Valerio Manfredi, Ph.D.: an exuberant Italian archeologist and author himself, who magnanimously arranged introductions and my visit to Turin, Italy, for my research into the remarkable Shroud of Turin.

prologue

Monday, February 22, 2001, was one of those surprisingly warm midwinter days that falsely prophesied the arrival of spring to the inhabitants of the Atlantic seaboard. The sun was bright all the way from Maine to the tip of the Florida Keys, providing a temperature variation astonishingly less than twenty degrees Fahrenheit. It was to be a normal, happy day for the vast majority of people living within this lengthy littoral, although for two exceptional individuals, it was to be the start of a series of events that would ultimately cause their lives to tragically intersect.


1:35 P.M.

Cambridge, Massachusetts


Daniel Lowell looked up from the pink phone message he held in his hand. Two things made it unique: First, the caller was Dr. Heinrich Wortheim, Chairman of the Department of Chemistry at Harvard, saying he wanted to see Dr.

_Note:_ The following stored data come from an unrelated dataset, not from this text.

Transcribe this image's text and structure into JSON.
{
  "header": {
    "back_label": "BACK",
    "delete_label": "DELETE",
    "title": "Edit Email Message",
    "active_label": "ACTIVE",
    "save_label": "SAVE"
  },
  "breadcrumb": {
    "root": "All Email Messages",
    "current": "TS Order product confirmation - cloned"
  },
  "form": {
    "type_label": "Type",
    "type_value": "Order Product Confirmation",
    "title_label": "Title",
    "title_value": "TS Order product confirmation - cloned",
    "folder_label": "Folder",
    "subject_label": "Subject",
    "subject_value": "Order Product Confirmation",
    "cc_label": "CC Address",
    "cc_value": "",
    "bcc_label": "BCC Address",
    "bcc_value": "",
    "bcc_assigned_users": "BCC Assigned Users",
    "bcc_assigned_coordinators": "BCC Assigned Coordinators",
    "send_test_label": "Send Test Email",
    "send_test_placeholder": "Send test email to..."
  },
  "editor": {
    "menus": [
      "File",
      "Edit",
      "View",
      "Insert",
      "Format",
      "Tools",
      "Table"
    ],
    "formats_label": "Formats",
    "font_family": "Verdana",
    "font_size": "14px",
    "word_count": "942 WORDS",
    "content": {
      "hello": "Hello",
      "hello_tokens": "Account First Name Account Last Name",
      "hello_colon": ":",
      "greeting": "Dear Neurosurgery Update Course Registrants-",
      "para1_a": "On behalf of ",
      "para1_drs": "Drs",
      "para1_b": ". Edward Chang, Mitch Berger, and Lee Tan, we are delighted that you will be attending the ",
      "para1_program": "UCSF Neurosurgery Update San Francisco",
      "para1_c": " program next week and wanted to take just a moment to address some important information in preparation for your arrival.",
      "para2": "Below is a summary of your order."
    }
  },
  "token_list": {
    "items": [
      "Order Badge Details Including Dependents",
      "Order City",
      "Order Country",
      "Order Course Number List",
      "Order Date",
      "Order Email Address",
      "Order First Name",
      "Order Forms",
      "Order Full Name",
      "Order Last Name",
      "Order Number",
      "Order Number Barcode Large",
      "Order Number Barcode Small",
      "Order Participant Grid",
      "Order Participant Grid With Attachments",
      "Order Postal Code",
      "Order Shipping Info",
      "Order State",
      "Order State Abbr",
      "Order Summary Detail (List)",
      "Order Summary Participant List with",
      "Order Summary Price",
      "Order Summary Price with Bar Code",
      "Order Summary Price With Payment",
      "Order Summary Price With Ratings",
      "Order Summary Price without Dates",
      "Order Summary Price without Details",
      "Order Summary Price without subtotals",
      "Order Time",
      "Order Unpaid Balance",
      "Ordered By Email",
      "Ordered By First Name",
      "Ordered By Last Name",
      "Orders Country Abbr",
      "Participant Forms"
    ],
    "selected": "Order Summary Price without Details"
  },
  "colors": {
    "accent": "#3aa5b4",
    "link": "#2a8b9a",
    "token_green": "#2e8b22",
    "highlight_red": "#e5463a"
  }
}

Lowell in his office, and second, the little box labeled URGENT was marked with a bold X. Dr. Wortheim always communicated by letter and expected a letter in return. As one of the world’s premier chemists occupying Harvard’s lofty and heavily endowed department chair, he was eccentrically Napoleonic. He rarely mixed directly with the hoi polloi that included Daniel, even though Daniel was head of his own department, which came under Wortheim’s authority.

“Hey, Stephanie!” Daniel called out across the lab. “Did you see this phone message on my desk? It’s from the emperor. He wants to see me in his office.”

Stephanie looked up from the dissecting stereomicroscope she’d been using and glanced at Daniel. “That doesn’t sound good,” she said.

“You didn’t say anything to him, did you?”